Marcello Vandelli nasce il 28 agosto 1958 a San Felice Sul Panaro. Mamma Elda e papà Nando dovranno fare i conti ben presto con una personalità complessa che avranno da subito ben chiaro, gli darà molto da fare. Vandelli ha tre figli, Federica, Alessandro ed Eleonora. Non avrà fratelli e conoscerà la solitudine dei figli unici ma all’età di cinque anni, un pupazzo concessogli in dono e raffigurante Topo Gigio, farà nascere in lui la meravigliosa sensazione di aver finalmente trovato un amico. Il mitico Topo ricorrerà in molti dei suoi dipinti. Quel dolce pupazzo non tradirà mai il piccolo Marcello tanto da portare nel tempo il famoso pittore ad omaggiarlo, dedicandogli numerosissime opere.

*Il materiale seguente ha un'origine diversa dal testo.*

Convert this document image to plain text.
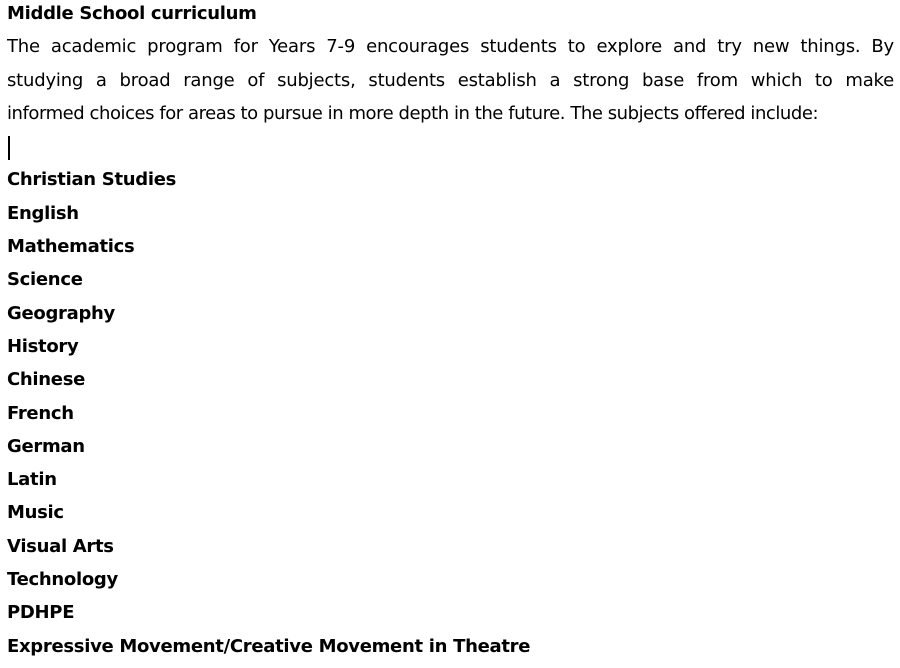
Middle School curriculum
The academic program for Years 7-9 encourages students to explore and try new things. By
studying a broad range of subjects, students establish a strong base from which to make
informed choices for areas to pursue in more depth in the future. The subjects offered include:
Christian Studies
English
Mathematics
Science
Geography
History
Chinese
French
German
Latin
Music
Visual Arts
Technology
PDHPE
Expressive Movement/Creative Movement in Theatre
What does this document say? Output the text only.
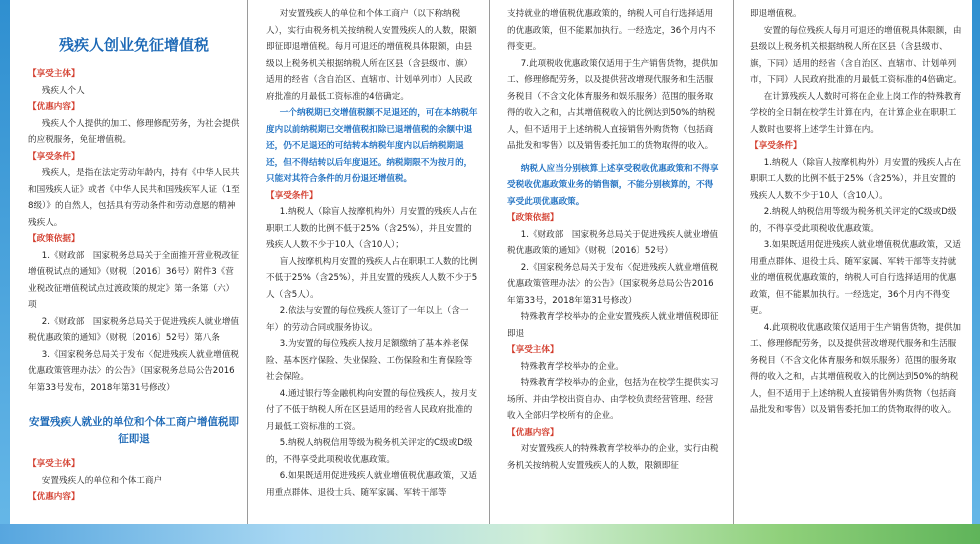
残疾人创业免征增值税

【享受主体】

残疾人个人

【优惠内容】

残疾人个人提供的加工、修理修配劳务，为社会提供的应税服务，免征增值税。

【享受条件】

残疾人，是指在法定劳动年龄内，持有《中华人民共和国残疾人证》或者《中华人民共和国残疾军人证（1至8级）》的自然人，包括具有劳动条件和劳动意愿的精神残疾人。

【政策依据】

1.《财政部　国家税务总局关于全面推开营业税改征增值税试点的通知》（财税〔2016〕36号）附件3《营业税改征增值税试点过渡政策的规定》第一条第（六）项

2.《财政部　国家税务总局关于促进残疾人就业增值税优惠政策的通知》（财税〔2016〕52号）第八条

3.《国家税务总局关于发布〈促进残疾人就业增值税优惠政策管理办法〉的公告》（国家税务总局公告2016年第33号发布，2018年第31号修改）

安置残疾人就业的单位和个体工商户增值税即征即退

【享受主体】

安置残疾人的单位和个体工商户

【优惠内容】

对安置残疾人的单位和个体工商户（以下称纳税人），实行由税务机关按纳税人安置残疾人的人数，限额即征即退增值税。每月可退还的增值税具体限额，由县级以上税务机关根据纳税人所在区县（含县级市、旗）适用的经省（含自治区、直辖市、计划单列市）人民政府批准的月最低工资标准的4倍确定。

一个纳税期已交增值税额不足退还的，可在本纳税年度内以前纳税期已交增值税扣除已退增值税的余额中退还，仍不足退还的可结转本纳税年度内以后纳税期退还，但不得结转以后年度退还。纳税期限不为按月的，只能对其符合条件的月份退还增值税。

【享受条件】

1.纳税人（除盲人按摩机构外）月安置的残疾人占在职职工人数的比例不低于25%（含25%），并且安置的残疾人人数不少于10人（含10人）；

盲人按摩机构月安置的残疾人占在职职工人数的比例不低于25%（含25%），并且安置的残疾人人数不少于5人（含5人）。

2.依法与安置的每位残疾人签订了一年以上（含一年）的劳动合同或服务协议。

3.为安置的每位残疾人按月足额缴纳了基本养老保险、基本医疗保险、失业保险、工伤保险和生育保险等社会保险。

4.通过银行等金融机构向安置的每位残疾人，按月支付了不低于纳税人所在区县适用的经省人民政府批准的月最低工资标准的工资。

5.纳税人纳税信用等级为税务机关评定的C级或D级的，不得享受此项税收优惠政策。

6.如果既适用促进残疾人就业增值税优惠政策，又适用重点群体、退役士兵、随军家属、军转干部等

支持就业的增值税优惠政策的，纳税人可自行选择适用的优惠政策，但不能累加执行。一经选定，36个月内不得变更。

7.此项税收优惠政策仅适用于生产销售货物，提供加工、修理修配劳务，以及提供营改增现代服务和生活服务税目（不含文化体育服务和娱乐服务）范围的服务取得的收入之和，占其增值税收入的比例达到50%的纳税人，但不适用于上述纳税人直接销售外购货物（包括商品批发和零售）以及销售委托加工的货物取得的收入。

纳税人应当分别核算上述享受税收优惠政策和不得享受税收优惠政策业务的销售额，不能分别核算的，不得享受此项优惠政策。

【政策依据】

1.《财政部　国家税务总局关于促进残疾人就业增值税优惠政策的通知》（财税〔2016〕52号）

2.《国家税务总局关于发布〈促进残疾人就业增值税优惠政策管理办法〉的公告》（国家税务总局公告2016年第33号，2018年第31号修改）

特殊教育学校举办的企业安置残疾人就业增值税即征即退

【享受主体】

特殊教育学校举办的企业。

特殊教育学校举办的企业，包括为在校学生提供实习场所、并由学校出资自办、由学校负责经营管理、经营收入全部归学校所有的企业。

【优惠内容】

对安置残疾人的特殊教育学校举办的企业，实行由税务机关按纳税人安置残疾人的人数，限额即征

即退增值税。

安置的每位残疾人每月可退还的增值税具体限额，由县级以上税务机关根据纳税人所在区县（含县级市、旗，下同）适用的经省（含自治区、直辖市、计划单列市，下同）人民政府批准的月最低工资标准的4倍确定。

在计算残疾人人数时可将在企业上岗工作的特殊教育学校的全日制在校学生计算在内，在计算企业在职职工人数时也要将上述学生计算在内。

【享受条件】

1.纳税人（除盲人按摩机构外）月安置的残疾人占在职职工人数的比例不低于25%（含25%），并且安置的残疾人人数不少于10人（含10人）。

2.纳税人纳税信用等级为税务机关评定的C级或D级的，不得享受此项税收优惠政策。

3.如果既适用促进残疾人就业增值税优惠政策，又适用重点群体、退役士兵、随军家属、军转干部等支持就业的增值税优惠政策的，纳税人可自行选择适用的优惠政策，但不能累加执行。一经选定，36个月内不得变更。

4.此项税收优惠政策仅适用于生产销售货物，提供加工、修理修配劳务，以及提供营改增现代服务和生活服务税目（不含文化体育服务和娱乐服务）范围的服务取得的收入之和，占其增值税收入的比例达到50%的纳税人，但不适用于上述纳税人直接销售外购货物（包括商品批发和零售）以及销售委托加工的货物取得的收入。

Mamma Elda, rimane oggi la sola donna che disconoscerà rivali, faro prezioso di una vita segnata da dolorose rotture e simboliche ricongiunzioni. Nel periodo dell’infanzia, Marcello sogna di essere un indiano ed affascinato dalle tradizioni di questa gente, desidererà di morire combattendo sotto i colpi dell’artiglieria americana, tra il fango e delle gigantesche balle di fieno. L’uomo cresce ed il suo spirito inquieto, lungi dall’abbandonarlo, si fortificherà insieme a quella sensibilità così diversa che, in modo molto naturale, diverrà prerogativa di quel genio creativo che non tarderà ad affermarsi. La morte improvvisa e precoce dell’adorato padre, metterà Vandelli duramente alla prova. Gli ostentati silenzi e le scuse mai manifeste, introdurranno tra padre e figlio un invisibile filo di congiunzione, che l’artista nonostante lo scorrere del tempo, vorrà sempre accarezzare.
La rappresentazione della mancanza della figura paterna diverrà in lui angosciosa ricerca di quella protezione affettiva venuta a mancare, come un giardino maestoso che vede una quercia preziosa all’improvviso piegarsi, ed appesa ad un filo di vento, legarsi irrimediabilmente alla terra per soccombere per poi potersi fare semplicemente accarezzare. E sarà la nostalgia, negli anni a venire, a delineare un percorso esistenziale volto a celebrare una malinconia radicata, che vedrà quel bambino così estroverso e particolare scindersi in due, soffrire, dilaniarsi, per poi tornare sempre ad illuminare. Perché è questo che il simbolismo Vandelliano si propone di fare, illuminare, le menti, il cuore, affidando all’uomo l’ingrato compito di saper osare. Eppure, malgrado il tempo, quel bambino che si rotolava nel fango, tra dorate balle di fieno, qualcosa ci dice che rimarrà…per sempre.